The Irish Times says the men involved were trying to boost the company’s balance sheet before it was due to report its accounts in September 2008. The bank was bleeding deposits at the time.
Take behaviour like that as a lesson in why it always pays to ask yourself a few questions when you see a stock in a clear downtrend on a chart. Why are people selling? Do they know something you don’t?
Making sense of conflicting signals
Of course, it wouldn’t be the market if it wasn’t flashing conflicting signals and leaving doubt in your mind no matter what you do.
On one hand the economic news keeps rolling in and generally surprising to the upside. But the fear from 2008 lingers for some, like a cold sweat.
Last Wednesday The Sydney Morning Herald cited a portfolio manager from Katana Asset Management who said there’s currently a common theme among fund managers.
That’s their high weighting to cash. That’s despite the low interest rates increasingly making this a tricky position to hold. It’s tricky because cash generates you no return after inflation.
Of course, you can see why they’re holding cash in one sense, because you don’t have to look very far to see all the reasons for worry. And even if you couldn’t see them, plenty of people are happy to point them out to you.
Take your pick: the Fed raising rates, the UK ‘Brexit’ debate, Chinese debts.
But then again, there’s always something to stress about in markets. Hence the expression that ‘bull markets climb a wall of worry’.
As far as right now is concerned, you and I can take these high cash holdings with some comfort.
The chance of a major stock collapse is most unlikely while there is so much cash out of the market. Any lows in stocks will most likely draw this money off the sidelines.
You don’t have to believe me on that. High profile investor Geoff Wilson said it himself this week. He’s looking to take advantage of any weakness in the market to snap up shares he wants to own for his new large-cap fund. He won’t be alone.

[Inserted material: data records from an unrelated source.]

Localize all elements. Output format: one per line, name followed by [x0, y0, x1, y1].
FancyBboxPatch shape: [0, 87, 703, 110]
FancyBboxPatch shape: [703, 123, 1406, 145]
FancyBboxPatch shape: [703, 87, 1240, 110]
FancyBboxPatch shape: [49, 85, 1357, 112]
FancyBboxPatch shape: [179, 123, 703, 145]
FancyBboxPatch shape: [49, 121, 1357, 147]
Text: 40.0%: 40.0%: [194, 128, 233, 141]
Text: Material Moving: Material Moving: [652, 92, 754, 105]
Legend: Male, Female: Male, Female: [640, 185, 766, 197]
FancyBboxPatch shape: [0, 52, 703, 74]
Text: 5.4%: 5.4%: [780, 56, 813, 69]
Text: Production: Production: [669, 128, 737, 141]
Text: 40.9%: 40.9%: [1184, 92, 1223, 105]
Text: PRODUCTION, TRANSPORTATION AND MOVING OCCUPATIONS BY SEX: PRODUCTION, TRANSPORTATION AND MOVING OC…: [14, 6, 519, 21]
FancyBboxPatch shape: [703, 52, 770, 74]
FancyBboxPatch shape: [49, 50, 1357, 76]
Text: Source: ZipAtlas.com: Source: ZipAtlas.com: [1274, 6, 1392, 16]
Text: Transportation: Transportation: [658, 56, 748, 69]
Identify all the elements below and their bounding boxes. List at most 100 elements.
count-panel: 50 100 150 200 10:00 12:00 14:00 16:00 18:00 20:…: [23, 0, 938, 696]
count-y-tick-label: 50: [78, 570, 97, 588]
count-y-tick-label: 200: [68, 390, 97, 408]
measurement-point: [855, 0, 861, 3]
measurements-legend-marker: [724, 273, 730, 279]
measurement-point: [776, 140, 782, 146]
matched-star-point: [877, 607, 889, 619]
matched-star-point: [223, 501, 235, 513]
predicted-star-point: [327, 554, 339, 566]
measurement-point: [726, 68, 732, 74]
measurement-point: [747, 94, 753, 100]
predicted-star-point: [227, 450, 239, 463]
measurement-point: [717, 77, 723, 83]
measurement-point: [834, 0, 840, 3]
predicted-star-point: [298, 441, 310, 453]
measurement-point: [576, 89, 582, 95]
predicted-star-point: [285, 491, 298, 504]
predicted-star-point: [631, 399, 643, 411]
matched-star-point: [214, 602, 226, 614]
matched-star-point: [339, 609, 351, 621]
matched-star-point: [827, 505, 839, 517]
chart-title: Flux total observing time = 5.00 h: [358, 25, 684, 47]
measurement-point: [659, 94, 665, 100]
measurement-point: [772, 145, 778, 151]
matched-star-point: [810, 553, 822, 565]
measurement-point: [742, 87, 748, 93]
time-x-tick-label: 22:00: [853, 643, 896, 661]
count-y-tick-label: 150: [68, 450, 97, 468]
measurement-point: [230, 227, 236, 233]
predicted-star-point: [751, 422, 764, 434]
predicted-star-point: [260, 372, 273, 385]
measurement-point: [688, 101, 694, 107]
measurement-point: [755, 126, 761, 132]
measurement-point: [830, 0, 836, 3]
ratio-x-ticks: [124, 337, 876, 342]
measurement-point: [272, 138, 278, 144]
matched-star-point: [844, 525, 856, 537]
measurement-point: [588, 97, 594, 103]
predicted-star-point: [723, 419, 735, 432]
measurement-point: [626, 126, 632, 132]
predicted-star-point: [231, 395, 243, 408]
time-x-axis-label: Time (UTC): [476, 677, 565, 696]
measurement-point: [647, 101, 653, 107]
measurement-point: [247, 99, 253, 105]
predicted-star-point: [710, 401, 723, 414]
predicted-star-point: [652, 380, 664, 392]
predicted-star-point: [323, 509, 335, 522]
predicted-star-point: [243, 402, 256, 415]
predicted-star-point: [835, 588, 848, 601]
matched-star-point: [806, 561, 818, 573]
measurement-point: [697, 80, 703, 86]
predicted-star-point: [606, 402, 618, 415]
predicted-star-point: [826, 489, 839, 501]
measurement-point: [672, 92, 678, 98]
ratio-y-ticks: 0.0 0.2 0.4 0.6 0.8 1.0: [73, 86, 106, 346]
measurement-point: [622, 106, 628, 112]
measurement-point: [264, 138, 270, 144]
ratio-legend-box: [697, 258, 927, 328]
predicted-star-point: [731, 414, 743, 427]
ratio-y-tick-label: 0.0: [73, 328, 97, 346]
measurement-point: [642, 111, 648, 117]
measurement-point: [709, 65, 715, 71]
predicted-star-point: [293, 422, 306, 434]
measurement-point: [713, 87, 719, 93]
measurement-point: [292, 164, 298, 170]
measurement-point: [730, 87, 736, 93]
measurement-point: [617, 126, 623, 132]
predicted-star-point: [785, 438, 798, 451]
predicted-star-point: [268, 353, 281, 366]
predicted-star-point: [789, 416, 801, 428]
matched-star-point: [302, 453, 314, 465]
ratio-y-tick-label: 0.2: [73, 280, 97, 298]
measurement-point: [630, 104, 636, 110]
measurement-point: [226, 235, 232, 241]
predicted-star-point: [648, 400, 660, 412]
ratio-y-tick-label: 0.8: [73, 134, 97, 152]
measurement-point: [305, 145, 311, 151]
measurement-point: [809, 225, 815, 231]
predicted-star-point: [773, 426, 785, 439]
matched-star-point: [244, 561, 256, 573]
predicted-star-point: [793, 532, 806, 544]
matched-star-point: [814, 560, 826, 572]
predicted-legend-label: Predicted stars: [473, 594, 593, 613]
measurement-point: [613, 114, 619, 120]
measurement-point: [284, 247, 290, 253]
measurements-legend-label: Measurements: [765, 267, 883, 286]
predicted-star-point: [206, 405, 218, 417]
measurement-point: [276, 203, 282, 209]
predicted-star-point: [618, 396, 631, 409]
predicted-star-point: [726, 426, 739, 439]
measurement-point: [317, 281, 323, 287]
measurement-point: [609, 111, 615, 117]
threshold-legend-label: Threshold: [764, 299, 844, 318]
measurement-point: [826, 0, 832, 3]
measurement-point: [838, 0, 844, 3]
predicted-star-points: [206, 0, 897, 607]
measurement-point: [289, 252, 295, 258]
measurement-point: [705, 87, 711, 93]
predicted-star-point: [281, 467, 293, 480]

The market is likely to give him an opportunity in June. Australian stocks generally take a dip this month.
That’s because selling pressure comes in from investors via tax loss selling as they write off their dud investments. Watch out if you have any weak stocks in your portfolio. They’re unlikely to turn around any time soon.
The US economy is looking strong
Of course, in general the Aussie stock market takes it lead off the US.
But the same dynamic cannot be said to be at play for the US, however. Their tax year is different. But what isn’t different is the perception that the stock market is somehow on borrowed time.
And yet for all the worries we keep hearing, US stocks are trading a whisker under their all-time highs.
They’re doing so even though investors appear to be pulling money out of stocks around the world. The Financial Times reported this week that US$100 billion has been withdrawn from equity funds worldwide over the past year.
Currently global equity markets have lost money to outflows for seven consecutive weeks. Unfortunately, the report on the data doesn’t tell us which countries are the most affected.
But it does indicate investor psychology. There’s another way we can gauge that, too. Apparently Exchange Traded Funds that promise low volatility have had a staggering US$10 billion come under management in one year in the United States.
It doesn’t take much to speculate that investors want to get exposure to the capital growth and yield that shares offer, but are worried about losing what they have.
This week the US central bank the Fed said it’s now seeing rising wages right across the US.
Granted, the Fed is almost always behind the ball on these things. As a consequence, interest rates have been kept too low for too long.
But a strong housing market and strong employment paints a good picture of the US. That doesn’t mean 2016 won’t be volatile. It most likely will be. But that will give you a chance to take advantage of it and buy stocks you want to own. After all, that’s what the fund managers will be doing.